Engineer’s Career is Enhanced by Humanities Skills

Mark Bauerlein reprinted in the Chronicle of Higher Ed this response to his recent contribution to the Jobs vs. Gates debate in the NYT :

“Professor Bauerlein:

“Having retired after 36 years as an engineer/physicist, I can look
back and honestly say that the liberal-arts courses I took amplified
my effectiveness as an engineer.  They could be described as what the
military would call ‘force multipliers,’ always present in my best
work and often most responsible for my promotions along the way.

“My promotions were more related to my ability to write and give good
presentations than to the technical ingenuity of my work.  Often,
some very ingenious output resulted in a company patent but just
didn’t create any excitement, while on other occasions I managed to
sell some rather pedestrian work to roars of approval.

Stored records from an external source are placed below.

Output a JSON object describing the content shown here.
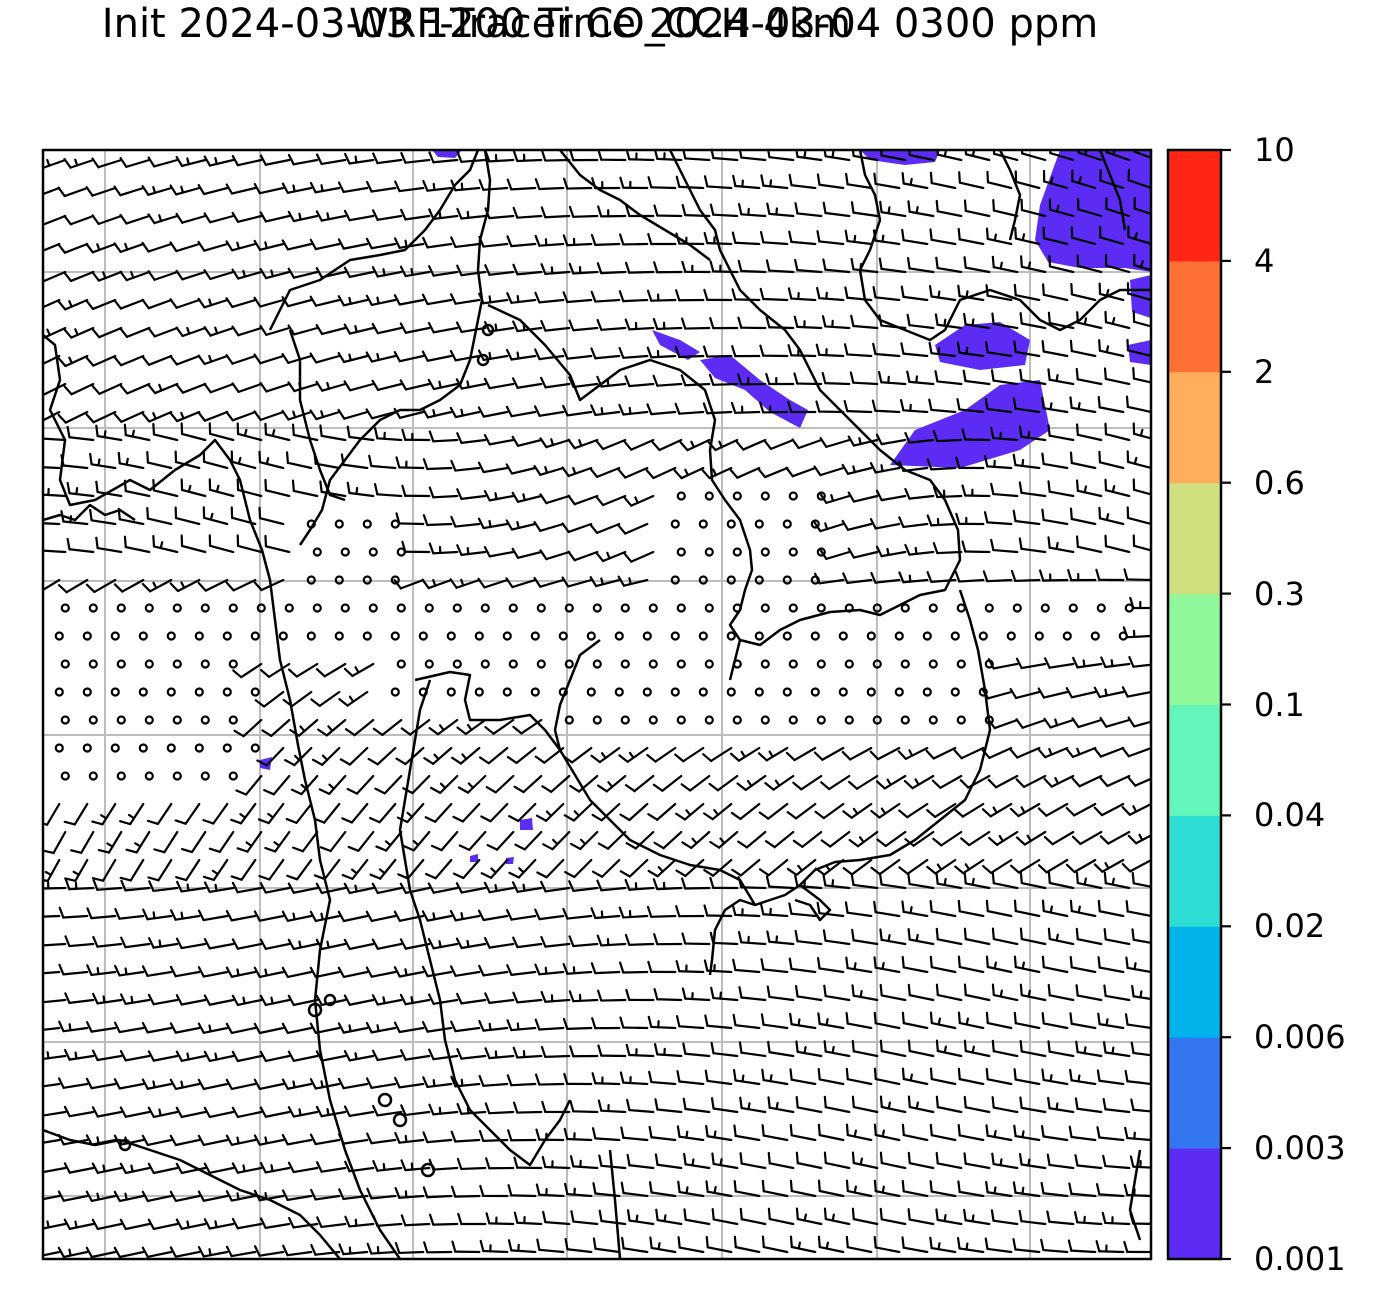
{
  "figure": {
    "title_line1": "WRF-Tracer CO_CCH 4km",
    "title_line2": "Init 2024-03-03 1200 Time 2024-03-04 0300 ppm"
  },
  "colorbar": {
    "levels": [
      "0.001",
      "0.003",
      "0.006",
      "0.02",
      "0.04",
      "0.1",
      "0.3",
      "0.6",
      "2",
      "4",
      "10"
    ],
    "colors": [
      "#5c2cf5",
      "#3476f0",
      "#00b4eb",
      "#2dddd3",
      "#62f6bb",
      "#90f79a",
      "#d0e07f",
      "#ffae5c",
      "#ff7034",
      "#ff2618"
    ]
  },
  "map": {
    "grid_color": "#bdbdbd",
    "tracer_color": "#5c2cf5",
    "coastline_color": "#000000",
    "wind_barb_color": "#000000",
    "gridlines": true
  }
}
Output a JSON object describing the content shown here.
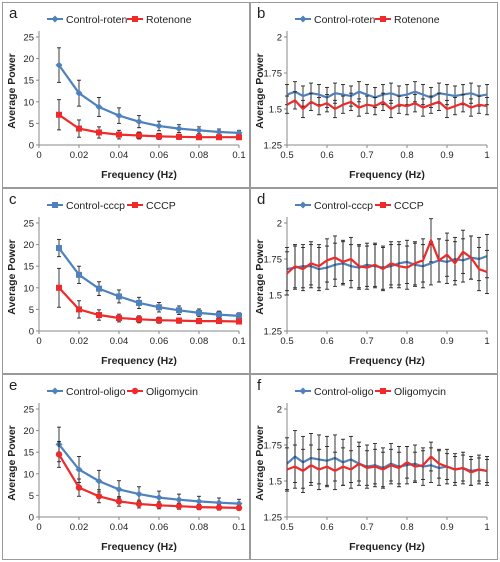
{
  "chart_data": [
    {
      "panel": "a",
      "type": "line",
      "xlabel": "Frequency (Hz)",
      "ylabel": "Average Power",
      "xlim": [
        0,
        0.1
      ],
      "ylim": [
        0,
        25
      ],
      "xticks": [
        0,
        0.02,
        0.04,
        0.06,
        0.08,
        0.1
      ],
      "xtick_labels": [
        "0",
        "0.02",
        "0.04",
        "0.06",
        "0.08",
        "0.1"
      ],
      "yticks": [
        0,
        5,
        10,
        15,
        20,
        25
      ],
      "ytick_labels": [
        "0",
        "5",
        "10",
        "15",
        "20",
        "25"
      ],
      "legend_position": "top",
      "series": [
        {
          "name": "Control-roten",
          "color": "#4f81bd",
          "marker": "diamond",
          "x": [
            0.01,
            0.02,
            0.03,
            0.04,
            0.05,
            0.06,
            0.07,
            0.08,
            0.09,
            0.1
          ],
          "y": [
            18.5,
            12,
            8.8,
            6.8,
            5.4,
            4.4,
            3.8,
            3.4,
            3.0,
            2.8
          ],
          "err": [
            4,
            3,
            2.2,
            1.8,
            1.4,
            1.1,
            0.9,
            0.8,
            0.7,
            0.6
          ]
        },
        {
          "name": "Rotenone",
          "color": "#ee2a2a",
          "marker": "square",
          "x": [
            0.01,
            0.02,
            0.03,
            0.04,
            0.05,
            0.06,
            0.07,
            0.08,
            0.09,
            0.1
          ],
          "y": [
            7,
            3.8,
            2.9,
            2.4,
            2.2,
            2.0,
            1.9,
            1.8,
            1.8,
            1.8
          ],
          "err": [
            3.5,
            2,
            1.3,
            1,
            0.8,
            0.7,
            0.6,
            0.5,
            0.5,
            0.5
          ]
        }
      ]
    },
    {
      "panel": "b",
      "type": "line",
      "xlabel": "Frequency (Hz)",
      "ylabel": "Average Power",
      "xlim": [
        0.5,
        1
      ],
      "ylim": [
        1.25,
        2
      ],
      "xticks": [
        0.5,
        0.6,
        0.7,
        0.8,
        0.9,
        1
      ],
      "xtick_labels": [
        "0.5",
        "0.6",
        "0.7",
        "0.8",
        "0.9",
        "1"
      ],
      "yticks": [
        1.25,
        1.5,
        1.75,
        2
      ],
      "ytick_labels": [
        "1.25",
        "1.5",
        "1.75",
        "2"
      ],
      "legend_position": "top",
      "series": [
        {
          "name": "Control-roten",
          "color": "#4f81bd",
          "marker": "none",
          "x": [
            0.5,
            0.52,
            0.54,
            0.56,
            0.58,
            0.6,
            0.62,
            0.64,
            0.66,
            0.68,
            0.7,
            0.72,
            0.74,
            0.76,
            0.78,
            0.8,
            0.82,
            0.84,
            0.86,
            0.88,
            0.9,
            0.92,
            0.94,
            0.96,
            0.98,
            1.0
          ],
          "y": [
            1.6,
            1.62,
            1.59,
            1.61,
            1.6,
            1.58,
            1.61,
            1.6,
            1.59,
            1.62,
            1.6,
            1.58,
            1.6,
            1.61,
            1.59,
            1.6,
            1.62,
            1.6,
            1.58,
            1.61,
            1.6,
            1.59,
            1.6,
            1.61,
            1.59,
            1.6
          ],
          "err": [
            0.07,
            0.07,
            0.07,
            0.07,
            0.07,
            0.07,
            0.07,
            0.07,
            0.07,
            0.07,
            0.07,
            0.07,
            0.07,
            0.07,
            0.07,
            0.07,
            0.07,
            0.07,
            0.07,
            0.07,
            0.07,
            0.07,
            0.07,
            0.07,
            0.07,
            0.07
          ]
        },
        {
          "name": "Rotenone",
          "color": "#ee2a2a",
          "marker": "none",
          "x": [
            0.5,
            0.52,
            0.54,
            0.56,
            0.58,
            0.6,
            0.62,
            0.64,
            0.66,
            0.68,
            0.7,
            0.72,
            0.74,
            0.76,
            0.78,
            0.8,
            0.82,
            0.84,
            0.86,
            0.88,
            0.9,
            0.92,
            0.94,
            0.96,
            0.98,
            1.0
          ],
          "y": [
            1.53,
            1.56,
            1.5,
            1.55,
            1.52,
            1.54,
            1.5,
            1.53,
            1.55,
            1.51,
            1.53,
            1.52,
            1.55,
            1.5,
            1.53,
            1.52,
            1.54,
            1.51,
            1.53,
            1.55,
            1.5,
            1.52,
            1.54,
            1.51,
            1.53,
            1.52
          ],
          "err": [
            0.06,
            0.06,
            0.06,
            0.06,
            0.06,
            0.06,
            0.06,
            0.06,
            0.06,
            0.06,
            0.06,
            0.06,
            0.06,
            0.06,
            0.06,
            0.06,
            0.06,
            0.06,
            0.06,
            0.06,
            0.06,
            0.06,
            0.06,
            0.06,
            0.06,
            0.06
          ]
        }
      ]
    },
    {
      "panel": "c",
      "type": "line",
      "xlabel": "Frequency (Hz)",
      "ylabel": "Average Power",
      "xlim": [
        0,
        0.1
      ],
      "ylim": [
        0,
        25
      ],
      "xticks": [
        0,
        0.02,
        0.04,
        0.06,
        0.08,
        0.1
      ],
      "xtick_labels": [
        "0",
        "0.02",
        "0.04",
        "0.06",
        "0.08",
        "0.1"
      ],
      "yticks": [
        0,
        5,
        10,
        15,
        20,
        25
      ],
      "ytick_labels": [
        "0",
        "5",
        "10",
        "15",
        "20",
        "25"
      ],
      "legend_position": "top",
      "series": [
        {
          "name": "Control-cccp",
          "color": "#4f81bd",
          "marker": "square",
          "x": [
            0.01,
            0.02,
            0.03,
            0.04,
            0.05,
            0.06,
            0.07,
            0.08,
            0.09,
            0.1
          ],
          "y": [
            19.2,
            13,
            9.8,
            8,
            6.5,
            5.5,
            4.8,
            4.2,
            3.8,
            3.5
          ],
          "err": [
            2,
            2,
            1.6,
            1.5,
            1.3,
            1.1,
            1.0,
            0.9,
            0.8,
            0.7
          ]
        },
        {
          "name": "CCCP",
          "color": "#ee2a2a",
          "marker": "square",
          "x": [
            0.01,
            0.02,
            0.03,
            0.04,
            0.05,
            0.06,
            0.07,
            0.08,
            0.09,
            0.1
          ],
          "y": [
            10,
            5,
            3.7,
            3.0,
            2.7,
            2.5,
            2.4,
            2.3,
            2.3,
            2.2
          ],
          "err": [
            4.5,
            2,
            1.2,
            0.9,
            0.8,
            0.7,
            0.6,
            0.6,
            0.5,
            0.5
          ]
        }
      ]
    },
    {
      "panel": "d",
      "type": "line",
      "xlabel": "Frequency (Hz)",
      "ylabel": "Average Power",
      "xlim": [
        0.5,
        1
      ],
      "ylim": [
        1.25,
        2
      ],
      "xticks": [
        0.5,
        0.6,
        0.7,
        0.8,
        0.9,
        1
      ],
      "xtick_labels": [
        "0.5",
        "0.6",
        "0.7",
        "0.8",
        "0.9",
        "1"
      ],
      "yticks": [
        1.25,
        1.5,
        1.75,
        2
      ],
      "ytick_labels": [
        "1.25",
        "1.5",
        "1.75",
        "2"
      ],
      "legend_position": "top",
      "series": [
        {
          "name": "Control-cccp",
          "color": "#4f81bd",
          "marker": "none",
          "x": [
            0.5,
            0.52,
            0.54,
            0.56,
            0.58,
            0.6,
            0.62,
            0.64,
            0.66,
            0.68,
            0.7,
            0.72,
            0.74,
            0.76,
            0.78,
            0.8,
            0.82,
            0.84,
            0.86,
            0.88,
            0.9,
            0.92,
            0.94,
            0.96,
            0.98,
            1.0
          ],
          "y": [
            1.68,
            1.69,
            1.7,
            1.7,
            1.68,
            1.69,
            1.71,
            1.72,
            1.7,
            1.69,
            1.71,
            1.7,
            1.69,
            1.7,
            1.72,
            1.73,
            1.71,
            1.7,
            1.72,
            1.74,
            1.73,
            1.75,
            1.74,
            1.76,
            1.75,
            1.77
          ],
          "err": [
            0.15,
            0.15,
            0.15,
            0.15,
            0.15,
            0.15,
            0.15,
            0.15,
            0.15,
            0.15,
            0.15,
            0.15,
            0.15,
            0.15,
            0.15,
            0.15,
            0.15,
            0.15,
            0.15,
            0.15,
            0.15,
            0.15,
            0.15,
            0.15,
            0.15,
            0.15
          ]
        },
        {
          "name": "CCCP",
          "color": "#ee2a2a",
          "marker": "none",
          "x": [
            0.5,
            0.52,
            0.54,
            0.56,
            0.58,
            0.6,
            0.62,
            0.64,
            0.66,
            0.68,
            0.7,
            0.72,
            0.74,
            0.76,
            0.78,
            0.8,
            0.82,
            0.84,
            0.86,
            0.88,
            0.9,
            0.92,
            0.94,
            0.96,
            0.98,
            1.0
          ],
          "y": [
            1.65,
            1.7,
            1.68,
            1.72,
            1.7,
            1.74,
            1.76,
            1.73,
            1.75,
            1.7,
            1.69,
            1.71,
            1.68,
            1.72,
            1.7,
            1.69,
            1.72,
            1.74,
            1.88,
            1.74,
            1.78,
            1.72,
            1.8,
            1.76,
            1.68,
            1.66
          ],
          "err": [
            0.15,
            0.15,
            0.15,
            0.15,
            0.15,
            0.15,
            0.15,
            0.15,
            0.15,
            0.15,
            0.15,
            0.15,
            0.15,
            0.15,
            0.15,
            0.15,
            0.15,
            0.15,
            0.15,
            0.15,
            0.15,
            0.15,
            0.15,
            0.15,
            0.15,
            0.15
          ]
        }
      ]
    },
    {
      "panel": "e",
      "type": "line",
      "xlabel": "Frequency (Hz)",
      "ylabel": "Average Power",
      "xlim": [
        0,
        0.1
      ],
      "ylim": [
        0,
        25
      ],
      "xticks": [
        0,
        0.02,
        0.04,
        0.06,
        0.08,
        0.1
      ],
      "xtick_labels": [
        "0",
        "0.02",
        "0.04",
        "0.06",
        "0.08",
        "0.1"
      ],
      "yticks": [
        0,
        5,
        10,
        15,
        20,
        25
      ],
      "ytick_labels": [
        "0",
        "5",
        "10",
        "15",
        "20",
        "25"
      ],
      "legend_position": "top",
      "series": [
        {
          "name": "Control-oligo",
          "color": "#4f81bd",
          "marker": "diamond",
          "x": [
            0.01,
            0.02,
            0.03,
            0.04,
            0.05,
            0.06,
            0.07,
            0.08,
            0.09,
            0.1
          ],
          "y": [
            16.8,
            11,
            8.3,
            6.4,
            5.3,
            4.5,
            4.0,
            3.6,
            3.3,
            3.1
          ],
          "err": [
            4,
            3,
            2.5,
            2,
            1.7,
            1.5,
            1.3,
            1.2,
            1.1,
            1.0
          ]
        },
        {
          "name": "Oligomycin",
          "color": "#ee2a2a",
          "marker": "circle",
          "x": [
            0.01,
            0.02,
            0.03,
            0.04,
            0.05,
            0.06,
            0.07,
            0.08,
            0.09,
            0.1
          ],
          "y": [
            14.5,
            6.8,
            4.8,
            3.6,
            3.0,
            2.7,
            2.5,
            2.3,
            2.2,
            2.1
          ],
          "err": [
            3,
            2,
            1.5,
            1.1,
            0.9,
            0.8,
            0.7,
            0.6,
            0.6,
            0.5
          ]
        }
      ]
    },
    {
      "panel": "f",
      "type": "line",
      "xlabel": "Frequency (Hz)",
      "ylabel": "Average Power",
      "xlim": [
        0.5,
        1
      ],
      "ylim": [
        1.25,
        2
      ],
      "xticks": [
        0.5,
        0.6,
        0.7,
        0.8,
        0.9,
        1
      ],
      "xtick_labels": [
        "0.5",
        "0.6",
        "0.7",
        "0.8",
        "0.9",
        "1"
      ],
      "yticks": [
        1.25,
        1.5,
        1.75,
        2
      ],
      "ytick_labels": [
        "1.25",
        "1.5",
        "1.75",
        "2"
      ],
      "legend_position": "top",
      "series": [
        {
          "name": "Control-oligo",
          "color": "#4f81bd",
          "marker": "none",
          "x": [
            0.5,
            0.52,
            0.54,
            0.56,
            0.58,
            0.6,
            0.62,
            0.64,
            0.66,
            0.68,
            0.7,
            0.72,
            0.74,
            0.76,
            0.78,
            0.8,
            0.82,
            0.84,
            0.86,
            0.88,
            0.9,
            0.92,
            0.94,
            0.96,
            0.98,
            1.0
          ],
          "y": [
            1.62,
            1.67,
            1.63,
            1.66,
            1.65,
            1.64,
            1.66,
            1.63,
            1.65,
            1.62,
            1.6,
            1.61,
            1.59,
            1.62,
            1.6,
            1.61,
            1.62,
            1.6,
            1.61,
            1.59,
            1.6,
            1.58,
            1.59,
            1.57,
            1.58,
            1.57
          ],
          "err": [
            0.18,
            0.18,
            0.18,
            0.17,
            0.17,
            0.17,
            0.16,
            0.16,
            0.16,
            0.15,
            0.15,
            0.15,
            0.14,
            0.14,
            0.14,
            0.13,
            0.13,
            0.13,
            0.12,
            0.12,
            0.12,
            0.11,
            0.11,
            0.1,
            0.1,
            0.1
          ]
        },
        {
          "name": "Oligomycin",
          "color": "#ee2a2a",
          "marker": "none",
          "x": [
            0.5,
            0.52,
            0.54,
            0.56,
            0.58,
            0.6,
            0.62,
            0.64,
            0.66,
            0.68,
            0.7,
            0.72,
            0.74,
            0.76,
            0.78,
            0.8,
            0.82,
            0.84,
            0.86,
            0.88,
            0.9,
            0.92,
            0.94,
            0.96,
            0.98,
            1.0
          ],
          "y": [
            1.58,
            1.6,
            1.57,
            1.61,
            1.58,
            1.6,
            1.57,
            1.6,
            1.58,
            1.62,
            1.59,
            1.6,
            1.58,
            1.61,
            1.59,
            1.63,
            1.6,
            1.61,
            1.67,
            1.62,
            1.6,
            1.58,
            1.59,
            1.56,
            1.58,
            1.57
          ],
          "err": [
            0.15,
            0.15,
            0.15,
            0.14,
            0.14,
            0.14,
            0.13,
            0.13,
            0.13,
            0.12,
            0.12,
            0.12,
            0.12,
            0.11,
            0.11,
            0.11,
            0.1,
            0.1,
            0.1,
            0.1,
            0.09,
            0.09,
            0.09,
            0.09,
            0.08,
            0.08
          ]
        }
      ]
    }
  ]
}
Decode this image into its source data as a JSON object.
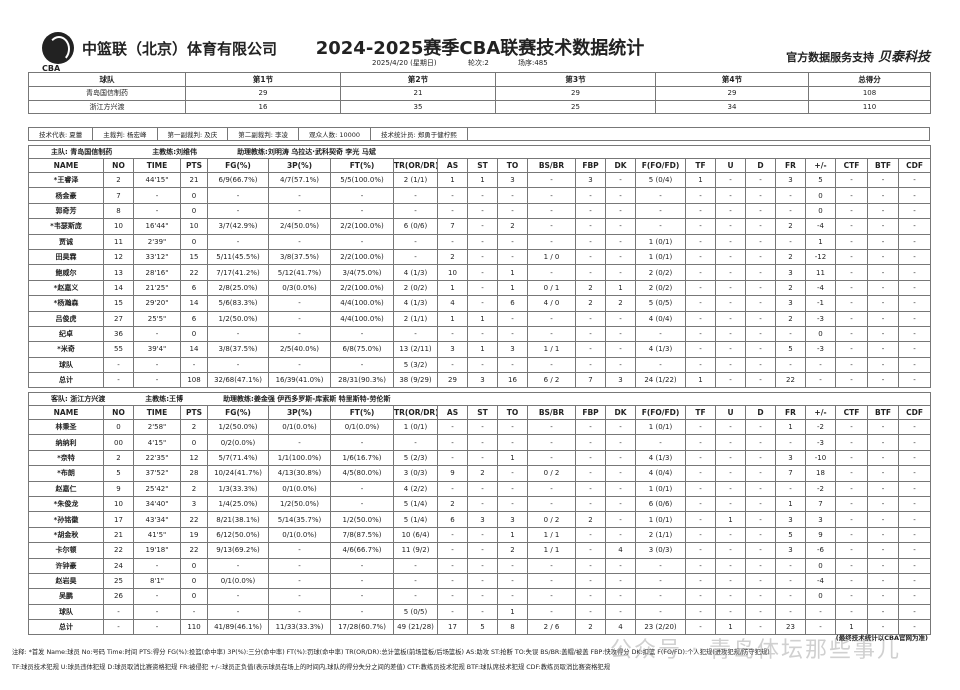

“Some studies of philosophy helped me to understand what it means to
know something and to see logical holes in an argument.  My exposure
to psychology and sociology made me more sensitive to ingrained
paradigms that I could not change and so needed to navigate, like so
many hidden reefs.

“I think my finest university teacher was a historian named Milton
Halliday.  He was awakening a classroom of physical science and
engineering majors to the history of western philosophy.  That
course, and the inspiration of Halliday, motivated in me a lifetime
of study outside of my career.”

These are just the kind of testimonials that the humanities need in discussions of funding, general education requirements, curricular changes, and career readiness.  From what I’ve seen and heard, humanities professors haven’t made the case.  Their defenses of the humanities can’t overcome the simple dollar calculations.

The dean’s option is irresistible: Why spend $80,000 on one associate professor of English at a 2-2 load when I can pay two adjuncts $48,000 to teach 16 (!) courses?

English professors struggle to answer that question in an effective, persuasive way.  If we had more engineers and scientists putting administrators on the spot, the adjunct trend would, at the least, slow down.  Right now, the silence of people whose research brings in big federal dollars isn’t benign or neutral.  It’s an endorsement of the steady marginalization of the humanities on campus.

I believe most scientists and engineers believe in the essential role of the humanities in higher education, but they don’t know how much they have declined in prestige and persuasion.  It would be all to the good if more cross-the-quad communication took place.